Un principe général : éviter le changement de destination des sites.

4 communes (Concarneau, Douarnenez, Penmarc’h et Plouhinec), 3 SCoT (CCA, Odet et Ouest Cornouaille), 2 intercommunalités (CCA et le Pays Bigouden Sud) et le cabinet TOPOS de Nantes étaient réunis autour de Quimper Cornouaille Développement (QCD),  Investir en Finistère et le Comité régional de la conchyliculture-Bretagne Sud pour:

  •  identifier les sites concernés;
  •  analyser les types de zonage dans les PLU;
  •  et partager leurs expériences.

Une étude accès eau de mer pour produire en Finistère

Une trentaine de sites à terre et une douzaine de sites en mer ont été identifiés en Cornouaille par l’étude « accès eau de mer » pilotée par Investir en Finistère en 2017. Quimper Cornouaille Développement a cofinancé cette étude. Ces sites sont référencés et cartographiés sur un portail internet qui a été présenté lors de la réunion. Téléchargez la plaquette Accès à la ressource "eau de mer" pour produire en Finistère.

capture plaquette accès mer, investir en Finistère, 2018

Ces sites constituent une richesse pour la Cornouaille. Un potentiel d’attractivités pour des entreprises en recherche de foncier ou d’immobilier parfois à l’échelle de toute la façade Atlantique. Ils constituent des perspectives de développement pour l’ensemble des filières maritimes, de la conchyliculture aux biotechnologies ou au tourisme.

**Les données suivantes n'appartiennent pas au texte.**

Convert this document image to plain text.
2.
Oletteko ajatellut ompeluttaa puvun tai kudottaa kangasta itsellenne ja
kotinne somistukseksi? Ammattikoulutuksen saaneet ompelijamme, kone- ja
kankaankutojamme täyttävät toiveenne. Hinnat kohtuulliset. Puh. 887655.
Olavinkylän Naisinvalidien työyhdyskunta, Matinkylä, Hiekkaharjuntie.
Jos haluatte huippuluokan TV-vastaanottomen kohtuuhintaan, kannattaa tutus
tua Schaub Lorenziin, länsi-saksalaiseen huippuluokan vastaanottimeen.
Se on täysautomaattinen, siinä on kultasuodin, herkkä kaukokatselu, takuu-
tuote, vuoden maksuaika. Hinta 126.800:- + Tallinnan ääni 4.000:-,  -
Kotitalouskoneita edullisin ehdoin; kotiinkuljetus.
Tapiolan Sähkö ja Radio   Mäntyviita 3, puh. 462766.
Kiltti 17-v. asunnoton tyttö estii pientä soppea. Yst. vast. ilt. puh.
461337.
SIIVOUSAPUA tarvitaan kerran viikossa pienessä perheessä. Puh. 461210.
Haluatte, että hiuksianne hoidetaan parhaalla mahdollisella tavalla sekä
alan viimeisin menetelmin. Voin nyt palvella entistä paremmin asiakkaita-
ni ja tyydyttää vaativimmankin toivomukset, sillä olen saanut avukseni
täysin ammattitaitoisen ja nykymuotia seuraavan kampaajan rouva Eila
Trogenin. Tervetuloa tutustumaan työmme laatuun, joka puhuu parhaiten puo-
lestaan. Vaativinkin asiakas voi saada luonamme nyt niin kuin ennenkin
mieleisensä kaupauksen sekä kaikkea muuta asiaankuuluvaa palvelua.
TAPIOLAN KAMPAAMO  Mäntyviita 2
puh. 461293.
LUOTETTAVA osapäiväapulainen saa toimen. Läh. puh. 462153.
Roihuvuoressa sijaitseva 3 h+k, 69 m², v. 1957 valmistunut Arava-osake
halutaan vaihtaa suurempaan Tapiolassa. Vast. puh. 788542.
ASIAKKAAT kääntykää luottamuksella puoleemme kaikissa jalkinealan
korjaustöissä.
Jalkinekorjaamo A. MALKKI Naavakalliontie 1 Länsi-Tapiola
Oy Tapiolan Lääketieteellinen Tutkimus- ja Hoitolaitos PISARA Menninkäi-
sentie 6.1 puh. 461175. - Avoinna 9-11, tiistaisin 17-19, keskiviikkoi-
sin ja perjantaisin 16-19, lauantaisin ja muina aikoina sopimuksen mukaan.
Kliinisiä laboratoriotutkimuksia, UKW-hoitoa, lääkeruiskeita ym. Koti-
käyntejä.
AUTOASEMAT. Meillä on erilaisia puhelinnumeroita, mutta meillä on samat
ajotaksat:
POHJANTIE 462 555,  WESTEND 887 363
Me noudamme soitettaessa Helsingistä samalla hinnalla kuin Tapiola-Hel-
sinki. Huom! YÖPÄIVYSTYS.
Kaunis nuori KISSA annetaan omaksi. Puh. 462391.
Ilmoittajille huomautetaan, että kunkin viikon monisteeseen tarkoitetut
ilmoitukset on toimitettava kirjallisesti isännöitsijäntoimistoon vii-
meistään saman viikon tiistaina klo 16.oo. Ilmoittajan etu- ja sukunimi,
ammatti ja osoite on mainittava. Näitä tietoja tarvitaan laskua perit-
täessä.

Les enjeux de protections des sites varient beaucoup selon le types d’activités exercées. Si les sites de tourisme et de loisirs (thalassothérapies) ou les activités de mareyage subissent des pressions relativement modérées, en revanche les sites aquacoles (particulièrement conchylicoles) sont les plus sensibles à des changements qui peuvent se révéler irréversibles.

Deux grands principes sont identifiés pour « zoner » les sites aquacoles dans les PLU. À terre, il convient de considérer ces sites comme des exploitations agricoles. Dès lors, le zonage « A » (pour « agricole ») permet d’éviter les changements de destination des exploitations. En mer ou dans les estuaires, la situation est plus complexe, le milieu est changeant, évolutif par nature. Dès lors il convient de ne pas figer trop strictement la vocation des espaces. Il convient de ne pas mettre ces espaces « sous cloche », par exemple en les identifiant systématiquement comme espaces remarquables au titre de la loi Littoral, ce qui pourrait freiner les potentiels de développement ou tout simplement empêcher le maintien d’une activité.

Cette pratique du zonage des espaces aquacoles et du territoire maritime est encore récente et nécessite de nombreux partages d’expériences entre territoires et acteurs pour trouver le juste équilibre.